Teen Vogue: Child Labor in the US: Despite Laws, Kids Work in Agriculture, Fast Food, Industry

While most kids looked forward to summer break, José Velázquez Castellano did not.

An undocumented immigrant and the son of a single mother who had immigrated to the US from Mexico at age 17, Castellano spent his summers working in the scorching-hot fields of North Carolina. When he was eight, he took a job picking blueberries. By his teens, Castellano had moved on to picking tobacco to pay for new school supplies.

On the farm, workers were paid by the bucket, which Castellano and his fellow child farmworkers struggled to carry. The days were long and, he tells Teen Vogue, when he got home from the tobacco fields his body was so weary he couldn’t bring himself to go outside and play. His feet, he recalls, felt like “concrete bricks.”

As is the case for many tobacco pickers, Castellano felt the effects of nicotine poisoning, which can cause vomiting, dizziness, and breathing problems. But even his meager $7/hour salary helped his mom, also a farmworker, pay the bills.

Children were treated no differently than adults, Castellano recalls, and even then, at his young age, he understood that no kid should be forced to work under the conditions he faced. “I knew immediately that I should not have been there. But I also knew that if I wasn’t, who was going to help my mother pay?” Castellano explains. “It was a dilemma: You’re not supposed to be there, but if you’re not there, then you’re losing out on the money.”

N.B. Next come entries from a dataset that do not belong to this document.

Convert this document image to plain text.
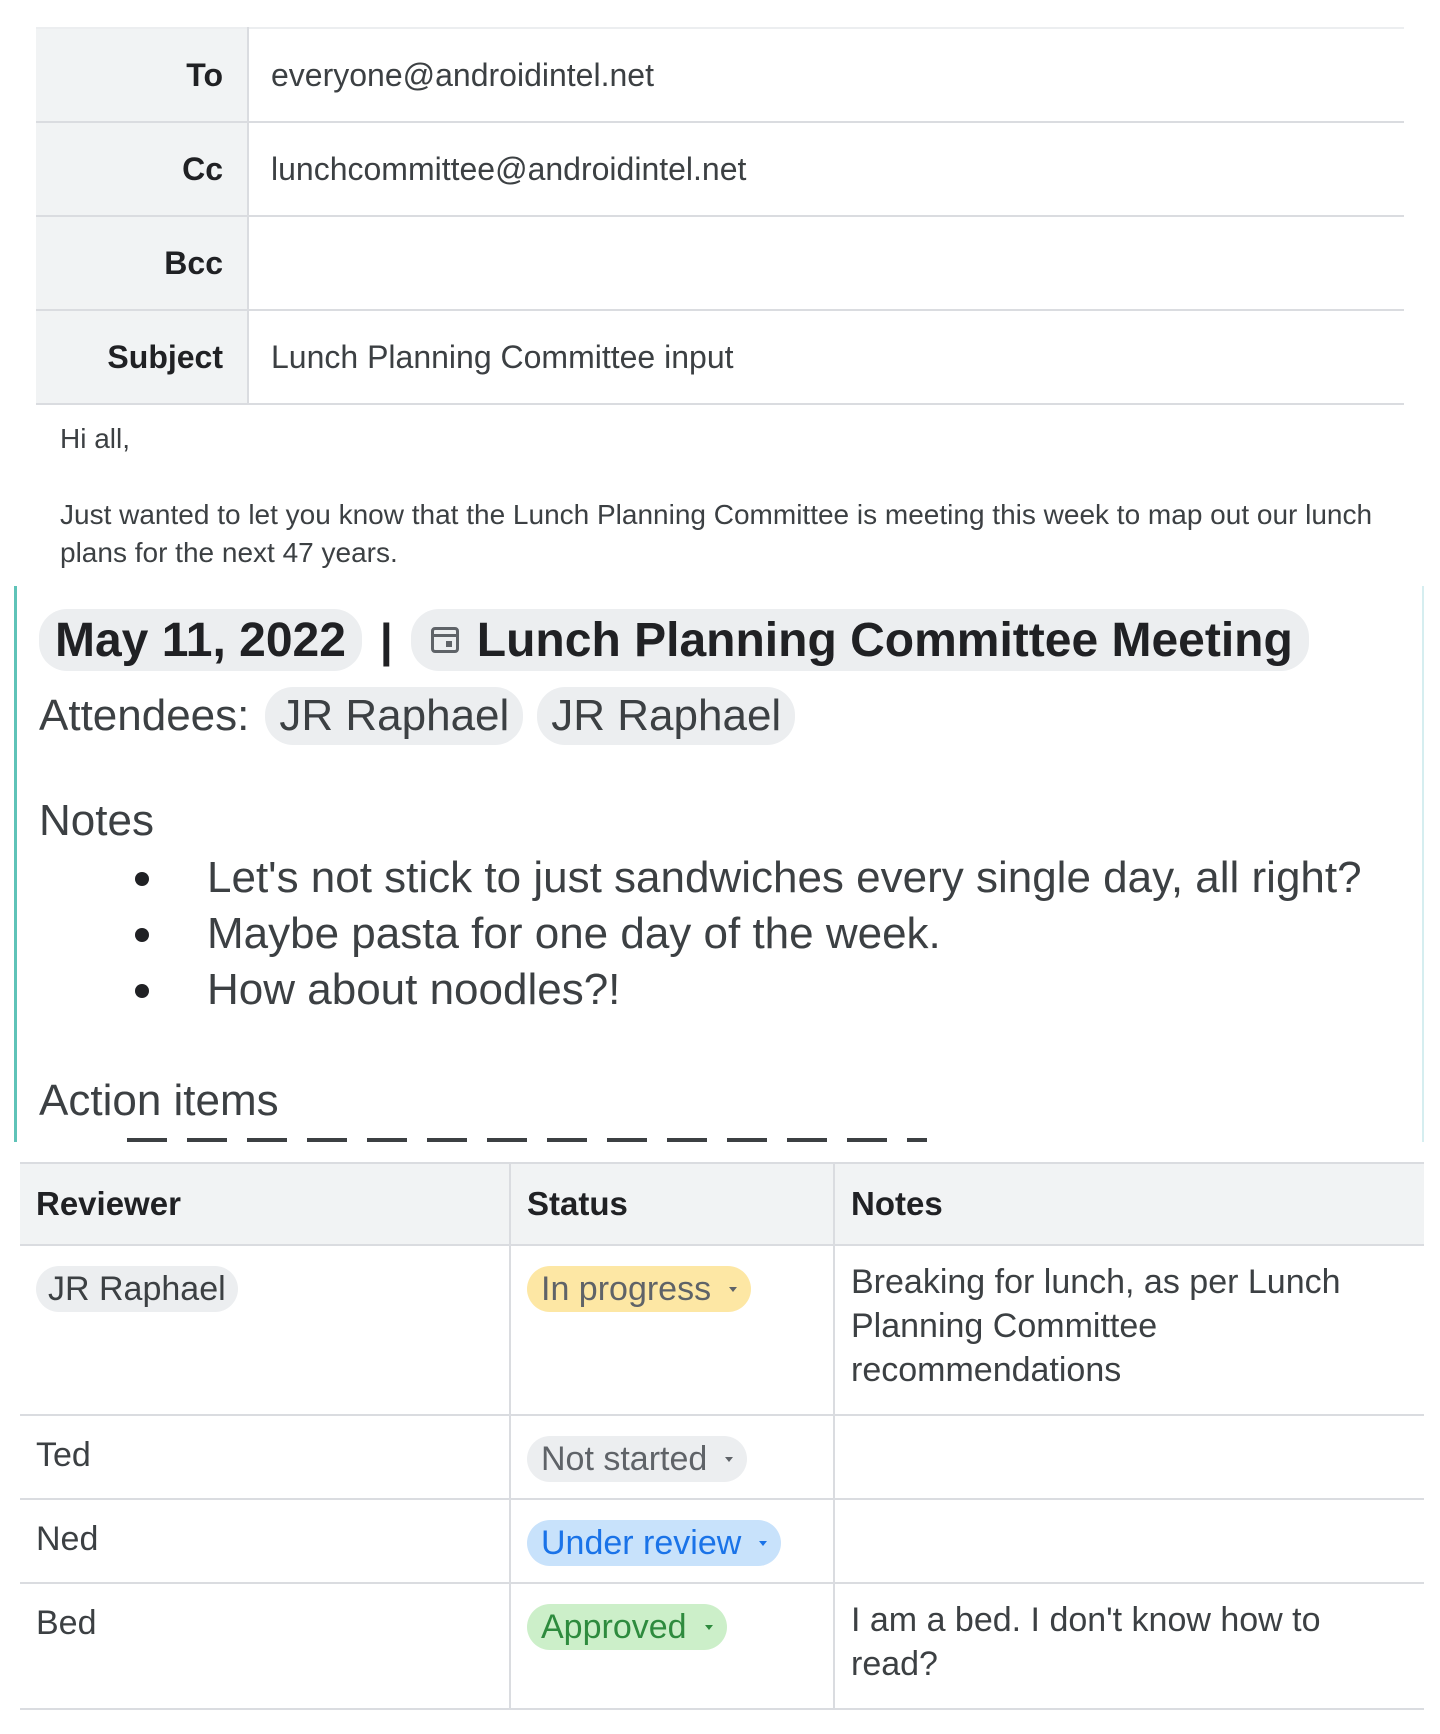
To	everyone@androidintel.net
Cc	lunchcommittee@androidintel.net
Bcc	
Subject	Lunch Planning Committee input

Hi all,

Just wanted to let you know that the Lunch Planning Committee is meeting this week to map out our lunch plans for the next 47 years.

May 11, 2022 | Lunch Planning Committee Meeting
Attendees: JR Raphael JR Raphael
Notes
Let's not stick to just sandwiches every single day, all right?
Maybe pasta for one day of the week.
How about noodles?!
Action items
Reviewer	Status	Notes
JR Raphael	In progress	Breaking for lunch, as per Lunch Planning Committee recommendations
Ted	Not started	

Ned	Under review	

Bed	Approved	I am a bed. I don't know how to read?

Agricultural work, like the kind Castellano did, is a glaring exception to US child labor laws outlined in the Fair Labor Standards Act of 1938 (FLSA). The act sets age limits for jobs deemed hazardous, and caps working hours for children younger than age 14. But inspectors still catch companies violating these laws, including well-known franchise restaurants where minors have worked more hours than permitted.

In February, Wisconsin-based Packers Sanitation Services Inc. paid $1.5 million in penalties after the Department of Labor (DOL) uncovered that the company had hired 102 children, from 13 to 17 years old, in meatpacking jobs where they worked with hazardous chemicals and dangerous machinery. And last July, an Alabama plant that makes car parts was accused of hiring kids as young as 12 in a report by Reuters. In these instances, the government at least had some recourse to punish violators.

In fiscal year 2021, the DOL uncovered 2,819 minors who were employed in violation of child labor laws, which resulted in around $3.4 million in civil penalties. A federal judge also issued penalties against that Alabama plant in late September, which included ordering the company to sanction management responsible for any violations and provide employee training on compliance with child labor laws.

The plant released a statement saying it “takes seriously its responsibility to fully comply with all applicable laws and regulations” and that it “does not condone the employment of underage workers at its facilities and has never knowingly employed minors to work at its facilities.”